Proprio nei giorni della negoziazione, l’Anev iniziava a fare i suoi conti su quel 35% che avrebbe contribuito, diceva l’associazione “a creare ulteriori 132mila posti di lavoro e 92 miliardi di euro di flussi finanziari nell’economia dell’Ue grazie alla sola energia eolica. Benefici ancora più positivi per l’Italia che ha sviluppato in questi anni una solida industria eolica, ed è diventata esportatrice di questa tecnologia nel mondo”.
Ad oggi, però, le aziende dell’eolico non sono soddisfatte. Intanto per “il mancato accordo sull’efficienza energetica”. E chiedono al governo “provvedimenti concreti” per raggiungere gli obiettivi. Basti pensare che i decreti attuativi per raggiungere gli obiettivi al 2020, che dovevano essere emanati alla fine del 2016 per regolare il periodo 2017/2020, non ci sono ancora.
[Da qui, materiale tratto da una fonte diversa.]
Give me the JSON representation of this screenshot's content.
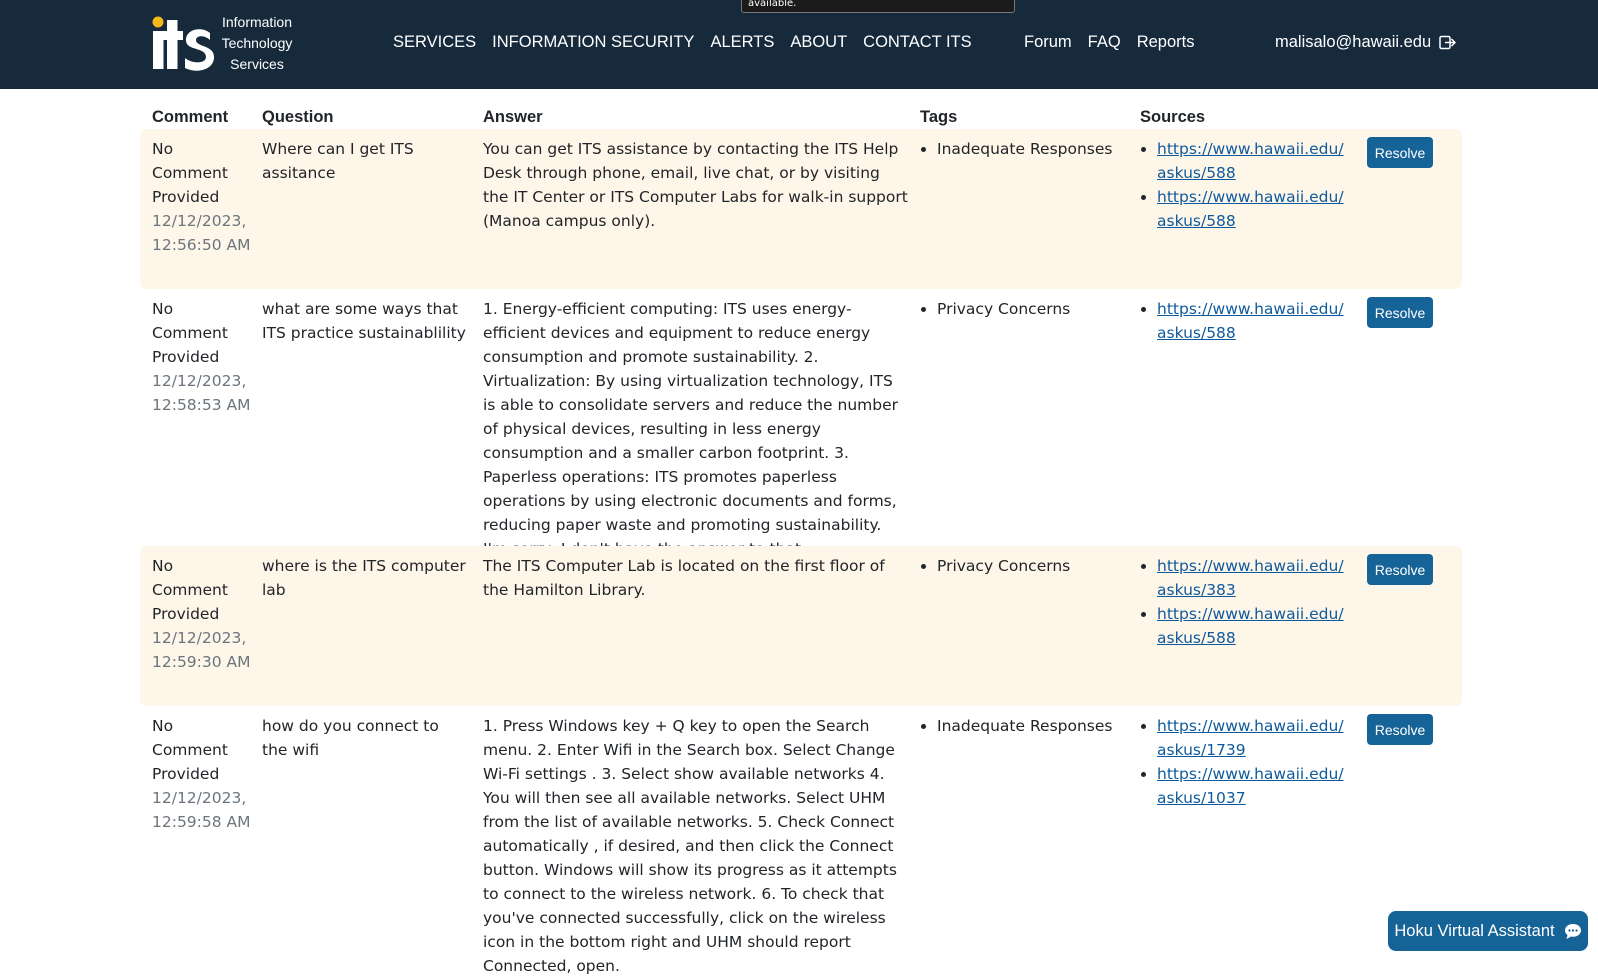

L’associazione delle imprese elettrotecniche, l’Anie, rivela che nei primi 4 mesi del 2018 le nuove installazioni di fonti rinnovabili sono calate del 4% rispetto allo stesso periodo del 2017.
LO STALLO DEL SOLARE TERMODINAMICO – “Un decreto sulle Fonti di energia rinnovabili (Fer) che contenga una parte dedicata al solare termodinamico e che salvi il comparto da uno stallo dovuto alla mancanza di norme” è ciò che chiede al vicepremier l’Associazione nazionale energia solare termodinamica (Anest), che raccoglie le aziende italiane di questo comparto dell’energia solare. In questa tecnologia, tra l’altro inventata proprio in Italia dal Nobel Carlo Rubbia e dall’Enea, la radiazione solare non viene direttamente convertita in energia elettrica (come nel fotovoltaico), ma viene raccolta sotto forma di energia termica, riscaldando dei sali. Il calore può essere conservato e utilizzato anche di notte per produrre energia elettrica, evitando la principale limitazione del fotovoltaico.
“Da giugno 2016, quando è uscito l’ultimo decreto per le Fonti di energia rinnovabile (Fer), scaduto a novembre dello stesso anno senza che ci sia stato il tempo di partecipare alle aste in modo adeguato, non è stato fatto più nulla – ricorda l’Anest – e siamo ormai a giugno 2018”. In questo blocco totale, la situazione per l’intera filiera nazionale è a dir poco drammatica “tra progetti con le autorizzazioni in scadenza – aggiunge l’associazione – soggetti disponibili a finanziare i progetti stanchi di aspettare e aziende italiane a un bivio, aprire stabilimenti all’estero o chiudere”.